A l’arrière de la synagogue des ouvriers, dans la cour, se dressait une petite cabane en ruines. Elle était remplie d’un incroyable fourbis : des planches usées, des vieux journaux, des outils rouillés, des chiffons déchirés, des piles d’objets hétéroclites. Rav Its’hak Elchanan Shagalov décida d’utiliser cette cabane. Quelques jours avant la fête, il enleva exactement deux planches du plafond et les remplaça par du feuillage.
La première nuit de Souccot, il réveilla ses six enfants – le plus petit n’avait que quelques mois – qui étaient blottis dans la synagogue, là où la famille avait dû trouver refuge après avoir été expulsée de sa maison. Il serra les enfants les uns contre les autres pour qu’ils se trouvent exactement sous le feuillage : ainsi chacun d’entre eux accomplissait la Mitsva.

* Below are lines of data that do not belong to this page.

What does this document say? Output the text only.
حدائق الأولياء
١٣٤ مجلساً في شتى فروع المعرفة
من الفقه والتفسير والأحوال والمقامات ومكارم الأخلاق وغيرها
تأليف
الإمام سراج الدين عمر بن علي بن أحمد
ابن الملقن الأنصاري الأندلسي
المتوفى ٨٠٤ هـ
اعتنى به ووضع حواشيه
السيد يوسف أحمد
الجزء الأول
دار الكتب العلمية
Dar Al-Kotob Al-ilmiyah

Durant le « repas » – qui consistait en quelques croûtons de pain – Rav Its’hak Elchanan enseigna à ses enfants la célèbre chanson yiddish : « A Soukelé A Kleine » (« Une si petite Souccah »). Ce chant évoque des vents violents qui menacent d’abattre la frêle Souccah ; une petite fille angoissée s’écrie que la Souccah va s’effondrer et que les bougies vont s’éteindre ! Mais son père la console : cela fait des milliers d’années que la Souccah résiste et aucun vent ne peut la déraciner ! De fait, telle était l’éducation ‘hassidique qu’il désirait inculquer à ses enfants : « Les vents violents, ce sont les Soviétiques et leur police secrète. Ils tentent de toutes leurs forces de détruire notre Souccah. Les bougies, ce sont les enfants juifs que les communistes souhaitent assimiler à leur culture. C’est pourquoi ils interdisent toute pratique religieuse. Mais nos enfants resteront fidèles à l’enseignement de la Torah et le judaïsme ne s’éteindra jamais !»
Puis Rav Its’hak Elchanan changea légèrement les mots : au lieu de chanter : « Les bougies vont s’éteindre », il affirma de sa voix mélodieuse : « Regardez ce miracle ! Nos bougies ne s’éteignent pas ! » Il répéta le chant encore et encore, jusqu’à ce que les enfants le connaissent par cœur et s’imprègnent profondément de son message.
Actuellement, les enfants de Rav Its’hak Elchanan et Maryasha Shagalov sont eux-mêmes arrières-grands-parents d’environ cinq cents descendants qui sont tous responsables communautaires, émissaires du Rabbi, Rabbanim, enseignants et abatteurs rituels dispersés sur les cinq continents, assumant fièrement la continuité de l’éducation juive : les vents violents n’ont pas réussi à déraciner la fragile Souccah du Peuple juif. Les bougies allumées par ces ‘Hassidim dans une cabane abandonnée au fond d’une cour éclairent encore le monde d’une lumière pure et éternelle.